VERSO FRANCOFORTE: RITORNO NEL CUORE DELLA BESTIA

imgresUn anno è passato dall’esperienza di Blockupy Frankfurt, quando i movimenti decisero di portare la propria voce nella capitale della finanza europea. Il segnale da dare era chiaro: affrontare la sfida lanciata dal sistema neoliberale sui propri territori risultava indubbiamente importante ma non sufficiente per rispondere ad una crisi che, con le sue dinamiche predatorie, avvolgeva l’intera Europa. Bisognava iniziare a parlare un nuovo linguaggio transnazionale, in grado di riconnettere le diverse lotte territoriali e di costruire una risposta adeguata a una crisi globale che ha nell’Europa il suo epicentro, in particolar modo nel contesto mediterraneo. Ciò che un anno fa ci spinse sotto i palazzi della Gotham City del vecchio continente è oggi più che attuale: la crisi è in continua espansione e la troika europea (coadiuvata “brillantemente” dai governi nazionali, siano essi tecnici o delle “larghe intese”) continua a promulgare diktat e ammonimenti con esiti sociali disastrosi. Tagli a una spesa pubblica sempre più ridotta all’osso, privatizzazioni selvagge, diritti smantellati a ciclo continuo sono solo alcune delle ricette imposte dalla governance continentale che ormai tristemente conosciamo, il tutto ben inquadrato all’interno di quel pareggio di bilancio così fortemente voluto dalla BCE e dai suoi fedeli sostenitori (in primis le grandi lobbies finanziarie).

Durante l’ultimo anno, molteplici sono stati i momenti di scambio e di proposta politica lanciati dai movimenti che animano le lotte di resistenza alla crisi e alla sua voracità. Basti pensare ad Agorà 99 a Madrid, all’appuntamento di Bruxelles, ma anche alle giornate di interazione diretta con tutto lo scenario del Nord Africa che parla la lingua dei diritti e della democrazia, un lessico che ci accomuna sempre di più di fronte a dinamiche che hanno fra loro una somiglianza lugubre e triste. Senza dimenticare ovviamente la data del 14 novembre 2012, quando un grande sciopero sociale ha riempito le piazze d’Europa con cortei che hanno violato le zone rosse imposte e portato la rabbia e il desiderio di cambiamento di milioni di persone sotto quei palazzi del potere che sono sempre meno in grado di rappresentare bisogni e necessità reali.
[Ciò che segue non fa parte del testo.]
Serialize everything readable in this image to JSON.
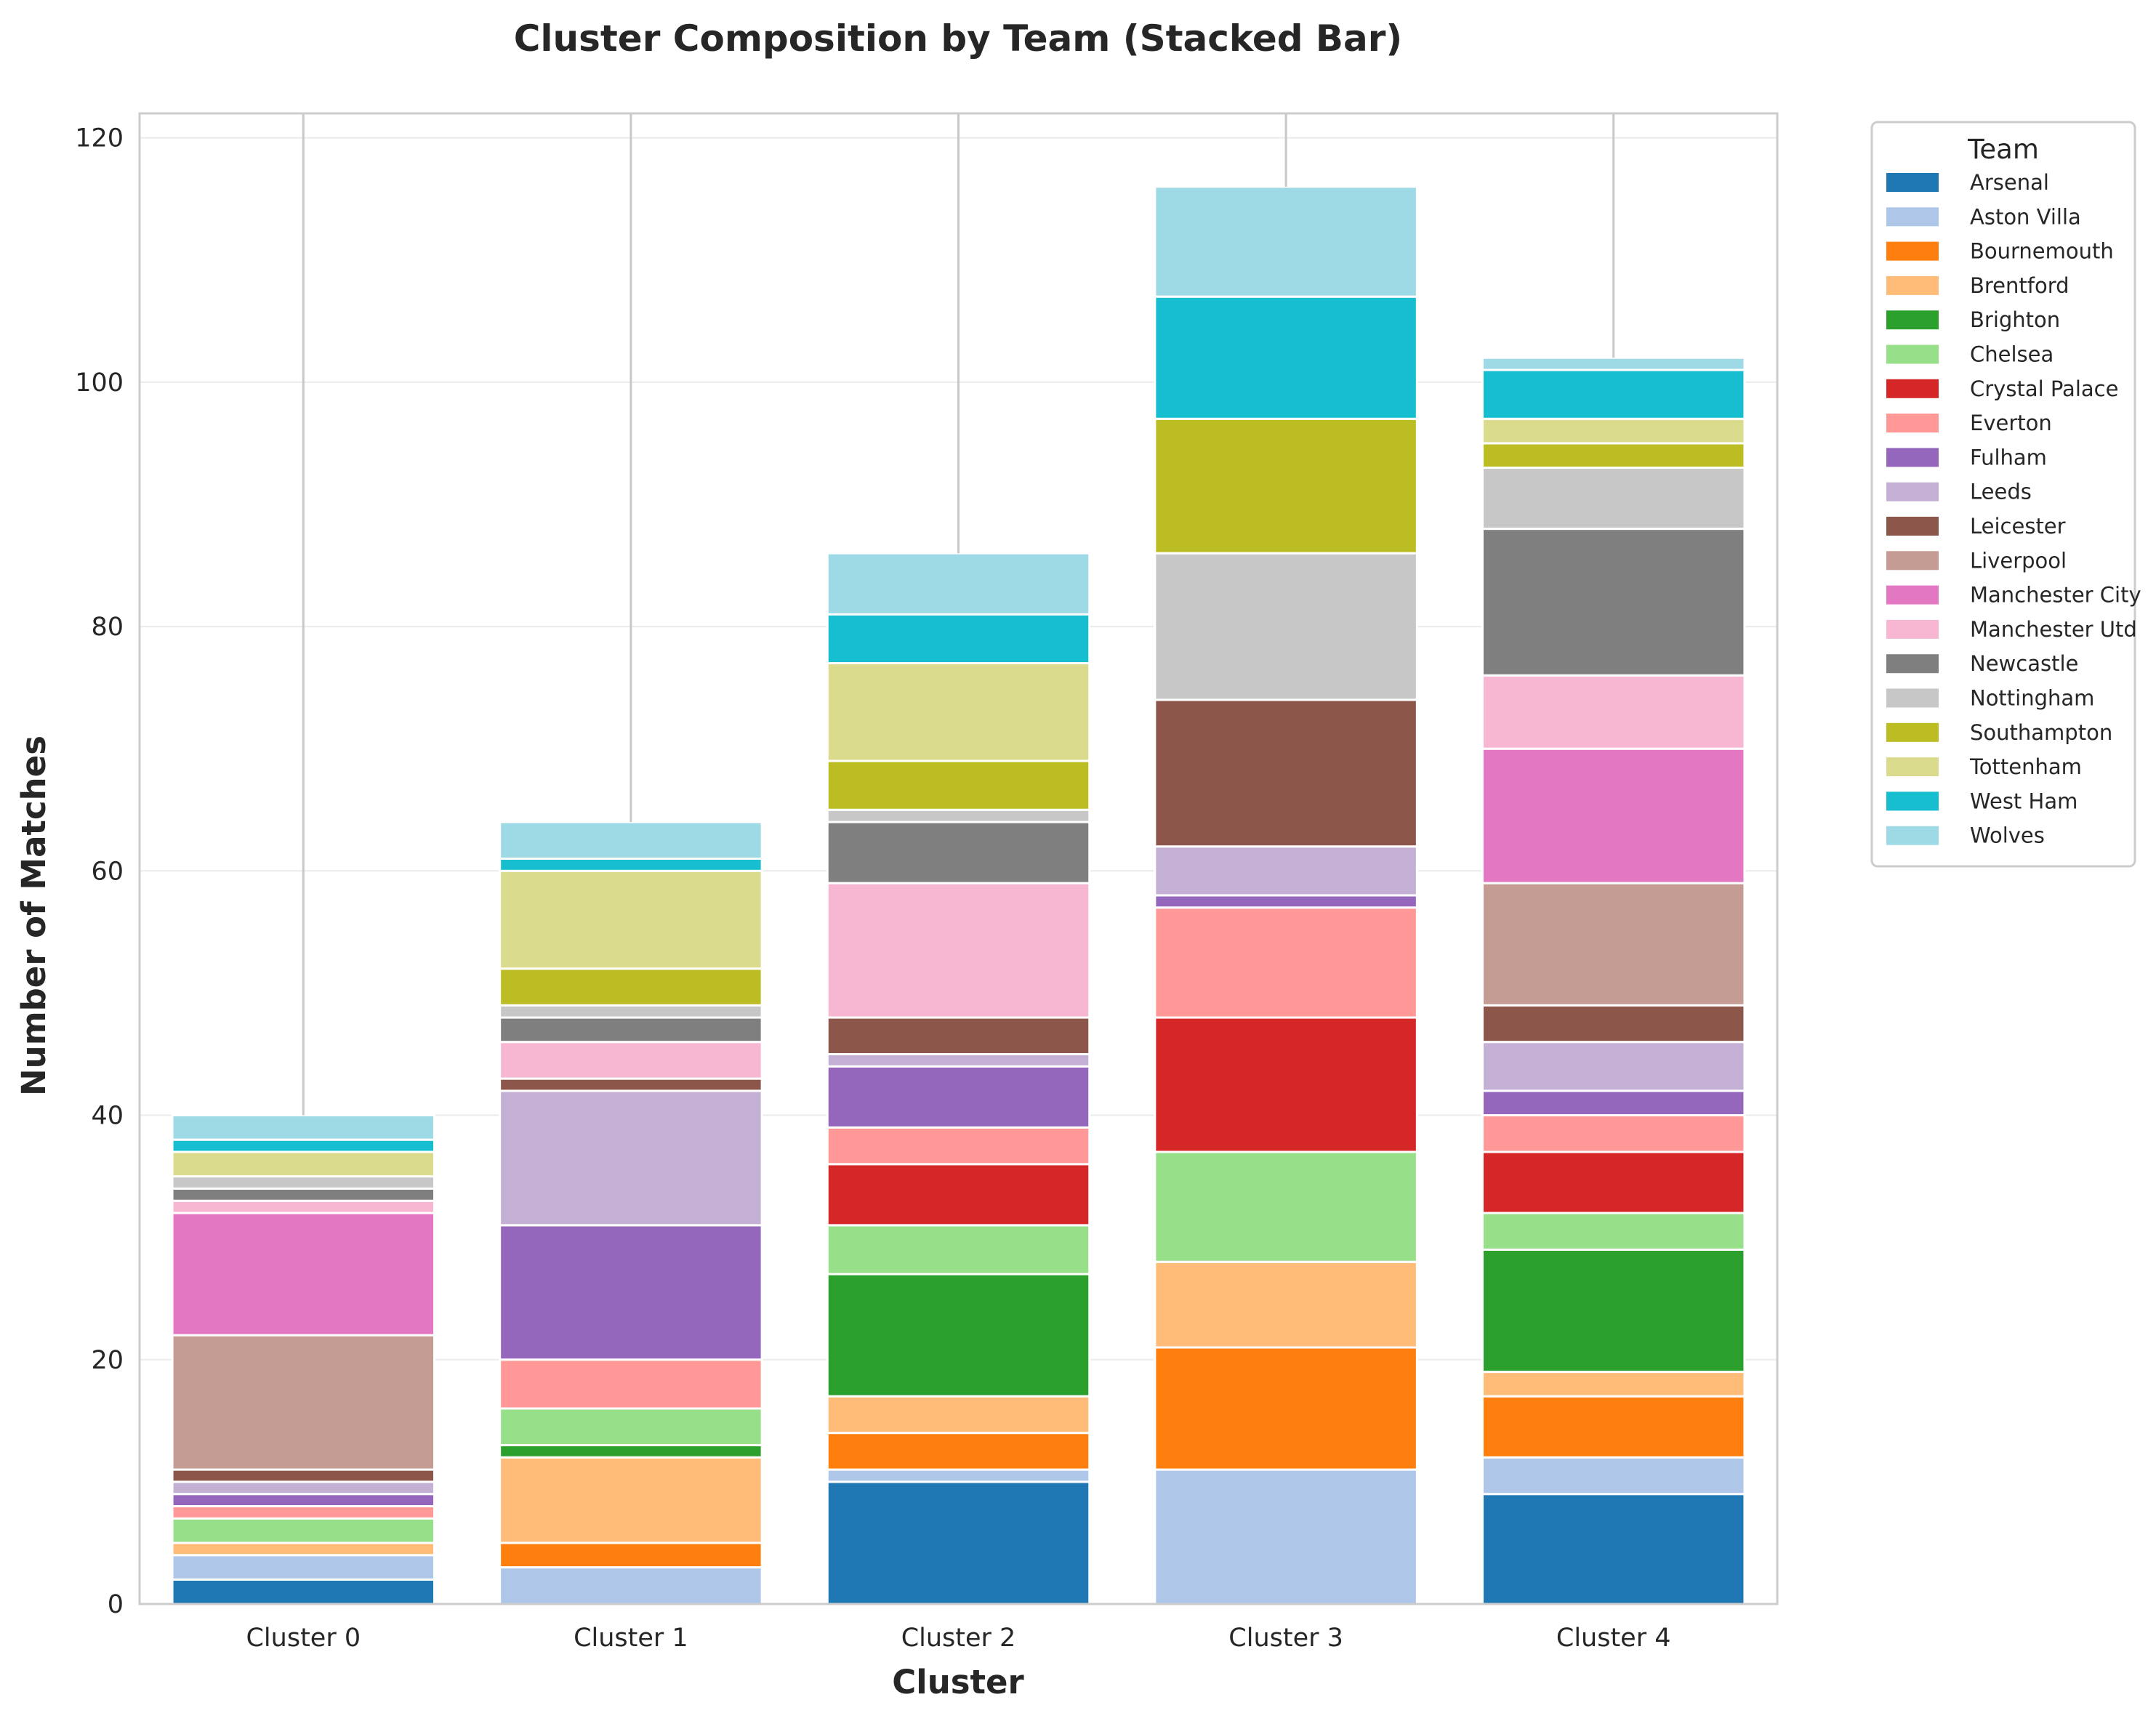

Fra pochi giorni torneremo nuovamente nel “cuore della bestia”, in quella Francoforte che un anno fa ci ospitò agli inizi di questo percorso di dialogo e di relazioni internazionali. Molte sono le aspettative e i desideri su ciò che ci aspetta. Attraverso le iniziative, i dibattiti e le azioni che ci saranno, vogliamo e dobbiamo riportare l’attenzione sui luoghi in cui vengono impartite le direttive che poi i nostri governi codificano in leggi. La sfida è irrinunciabile quanto ambiziosa: i movimenti, anche attraverso queste giornate , dovranno essere in grado di dimostrare che il processo apertosi un anno fa è in costante evoluzione, che il dialogo intessuto continua a produrre quelle sinergie che oggi sono sempre più insostituibili per dare una vera risposta alla crisi, rimettendo al centro la questione dei diritti, del reddito, di un nuovo welfare universale e quindi della democrazia, quella vera, quella con la “d” maiuscola.

Francoforte come primo momento di bilancio, ma anche come trampolino verso l’autunno che ci aspetta, in cui le resistenze agli attacchi del capitalismo finanziario e dei suoi “bravi” dovranno trovare nei movimenti il loro miglior propulsore, articolando una risposta che dai singoli territori riesca poi ad abbracciare l’intero continente, promuovendo l’edificazione di una nuova Europa, un’ Europa dei movimenti creata a dimensione umana e non in funzione delle logiche economiche favorevoli ad agenzie di rating, istituti di credito e speculatori di tutte le risme.

Venerdì 31 maggio e sabato 1 giugno saremo quindi in tanti nelle strade e nelle piazze di Francoforte, consci che il percorso davanti a noi rimane tortuoso e irto di ostacoli, ma che la strada intrapresa è quella che ci può portare a disegnare un futuro diverso da quello drammatico che ci vorrebbero imporre.